Возле самого озера в землянке живет изыскатель Федор Колотухин. Когда он приехал впервые, здесь было тихо и пусто, носились над озером турухтаны да ржавый провод лежал на земле.
Провод остался от разведочной партии, изучавшей Рудную гору. Геологи прожили год в землянках, но промышленной руды не нашли. Гора иссякла.
В одной из землянок пришлый охотник-дед устроил склад глухариного мяса.
Федор застал того деда. Дед был еще крепкий, бровастый. Говорил про охоту много, смачно, оружие — нарезную бердану — прятал где-то в лесу. Федор все видел бурятскими узенькими глазами.
— Ты, дед, чего пушку-то прячешь? — сказал он старику.
— Тяжело таскать стало. Семьдесят два года, сынок. Пройдешь по тайге, промнешься... Хоть в ружье весу такого нет, тридцать второй калибер, а до места никак не унесть стало. В чащу сунул — и ладно.
— Добрый у тебя тридцать второй калибр. С таким можно ходить на медведя.
— Да так-то обижаться на ружье нечего. Трешшит помаленьку. — Глаза у деда были темные, с блеском, не выцвели в семьдесят два.
Охотничал он больше удавками. Эти сооружения стояли близко одно к одному вдоль гребня заснеженных сопок. Возле каждой удавки снег был разрыт, темнели мерзлые зерна песка. Удавками дед называл сосновые длинные чурки. Он крепил их на шатких подставках-колышках. Птица слетала клевать песок, набивать жернова в зобах, подставки рушились, чурки давили птицу. Склад-землянка ломился от мертвых киснущих глухарей.
Федор однажды прошелся вдоль дедовых удавок. Он рушил их одну за одной, долбил каблуком занастевший снег, сгребал его в песчаные проплешины. Снег вкусно шурстел и тек по обрыву. Все это веселило Федора. Он подымал сосновые чурки, кидал их вниз и приговаривал:
— Оп-па! Оп-па!..
Дед подошел сзади, негромко сказал:
— Зачем озоруешь, сынок?
Федор поднял чурку, сказал: «Оп-па!» — и толкнул ее вниз. Потом счистил снег с варежек, улыбнулся старику.

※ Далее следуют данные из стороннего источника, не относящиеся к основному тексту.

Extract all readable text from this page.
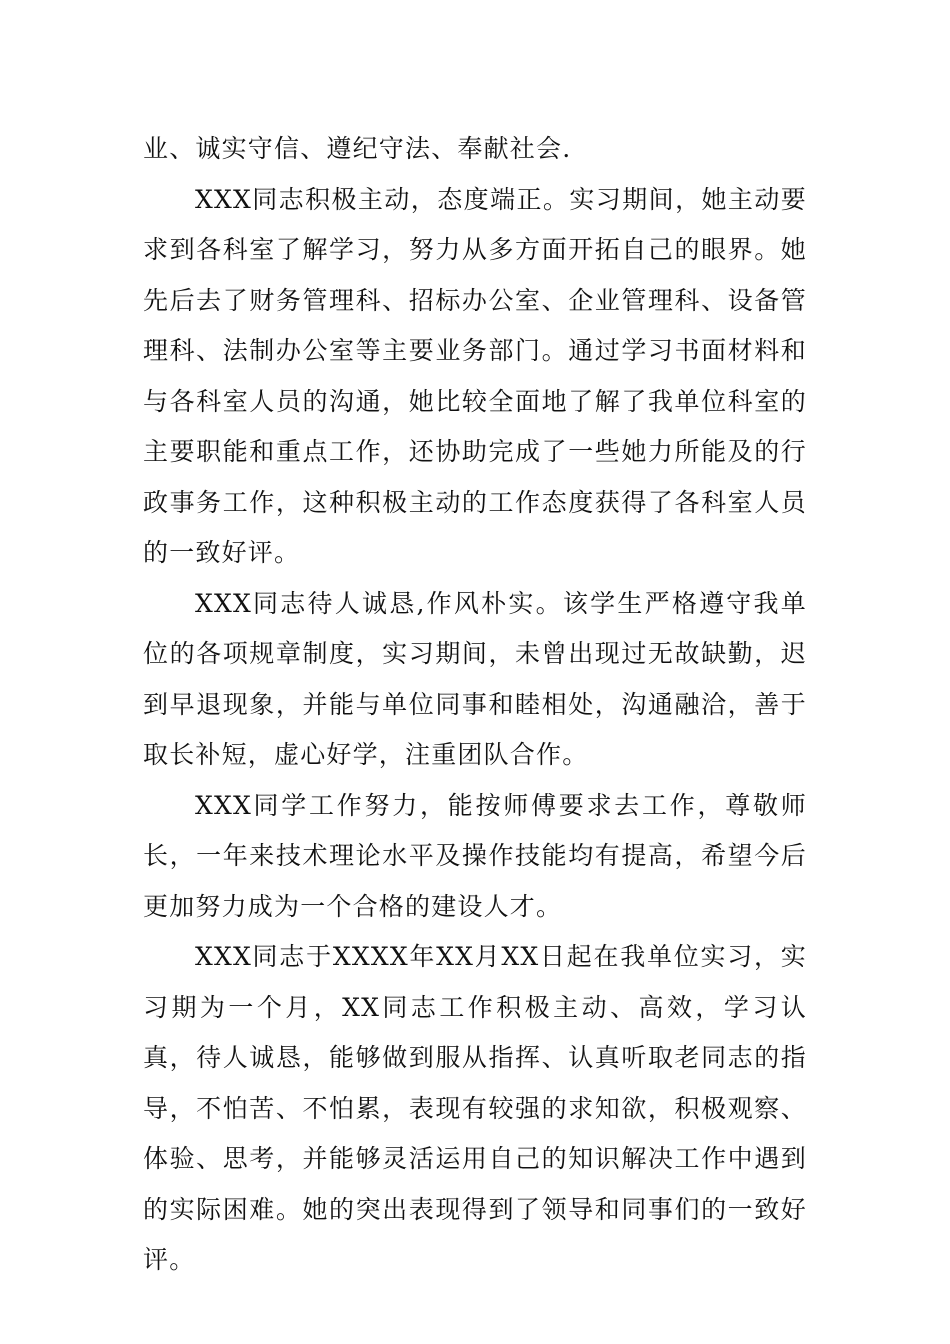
业、诚实守信、遵纪守法、奉献社会.

XXX同志积极主动，态度端正。实习期间，她主动要求到各科室了解学习，努力从多方面开拓自己的眼界。她先后去了财务管理科、招标办公室、企业管理科、设备管理科、法制办公室等主要业务部门。通过学习书面材料和与各科室人员的沟通，她比较全面地了解了我单位科室的主要职能和重点工作，还协助完成了一些她力所能及的行政事务工作，这种积极主动的工作态度获得了各科室人员的一致好评。

XXX同志待人诚恳,作风朴实。该学生严格遵守我单位的各项规章制度，实习期间，未曾出现过无故缺勤，迟到早退现象，并能与单位同事和睦相处，沟通融洽，善于取长补短，虚心好学，注重团队合作。

XXX同学工作努力，能按师傅要求去工作，尊敬师长，一年来技术理论水平及操作技能均有提高，希望今后更加努力成为一个合格的建设人才。

XXX同志于XXXX年XX月XX日起在我单位实习，实习期为一个月，XX同志工作积极主动、高效，学习认真，待人诚恳，能够做到服从指挥、认真听取老同志的指导，不怕苦、不怕累，表现有较强的求知欲，积极观察、体验、思考，并能够灵活运用自己的知识解决工作中遇到的实际困难。她的突出表现得到了领导和同事们的一致好评。
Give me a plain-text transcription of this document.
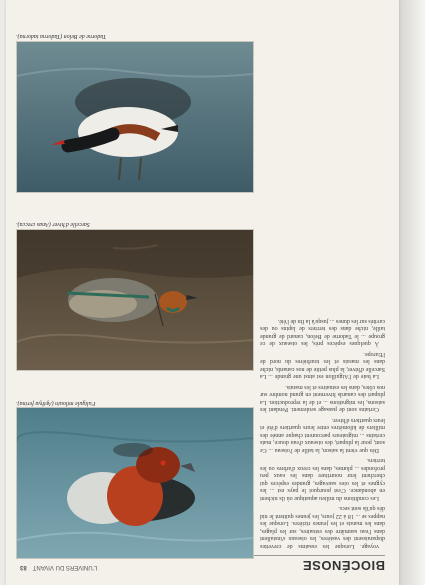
BIOCÉNOSE
L'UNIVERS DU VIVANT83
Fuligule milouin (Aythya ferina).
Sarcelle d'hiver (Anas crecca).
Tadorne de Belon (Tadorna tadorna).

voyage. Lorsque les essaims de crevettes disparaissent des vasières, les oiseaux s'installent dans l'eau saumâtre des estuaires, sur les plages, dans les marais et les jeunes rizières. Lorsque les nappes se ... 18 à 22 jours, les jeunes quittent le nid dès qu'ils sont secs.

Les conditions du milieu aquatique où ils nichent en abondance. C'est pourquoi le pays est ... les cygnes et les oies sauvages, grandes espèces qui cherchent leur nourriture dans les eaux peu profondes ... plumes, dans les creux d'arbres ou les terriers.

Dès que vient la saison, la taille de l'oiseau ... Ce sont, pour la plupart, des oiseaux d'eau douce, mais certains ... migrateurs parcourent chaque année des milliers de kilomètres entre leurs quartiers d'été et leurs quartiers d'hiver.

Certains sont de passage seulement. Pendant les saisons, les migrations ... et de la reproduction. La plupart des canards hivernent en grand nombre sur nos côtes, dans les estuaires et les marais.

La baie de l'Aiguillon est ainsi une grande ... La Sarcelle d'hiver, la plus petite de nos canards, niche dans les marais et les tourbières du nord de l'Europe.

À quelques espèces près, les oiseaux de ce groupe ... le Tadorne de Belon, canard de grande taille, niche dans des terriers de lapins ou des cavités sur les dunes ... jusqu'à la fin de l'été.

— Хватит, папаша, клянусь честью, хватит. Куда их тебе столько? Запах нехороший. Нельзя стало в землянке жить.
Дед скинул с плеча бердану. Прислонил рядом с собой к сосне. Достал махорку. Федор усмехнулся.
— Тридцать второй, говоришь?
— Без оружия в тайге нельзя, сынок. Без оружия у нас никто не ходит... Без оружия тебе тут цена — тьфу!
«Надо смываться, — подумал Федор, — ну его к дьяволу...»
Он быстро взглянул на бердану, на деда, прикинул, сделал стремительный точный шаг, обхватил пальцами цевье у винтовки и поднял ее.
— Да-а... Добрая штука. Поди, тебе ровесница? В один год родились и прожили чинно в ряд?
Дед не пошевелился. Только глаза его провожали каждое Федорово движение.
— Все на нет сходит, — вдруг забормотал он. — Строят, строят — одна ржавчина остается. Зверю конец, птице конец... Поставь винтовку-ту. Спуск совсем ослабел, однако.
Федор щелкнул затвором, выбросил в снег патрон, отдал бердану деду.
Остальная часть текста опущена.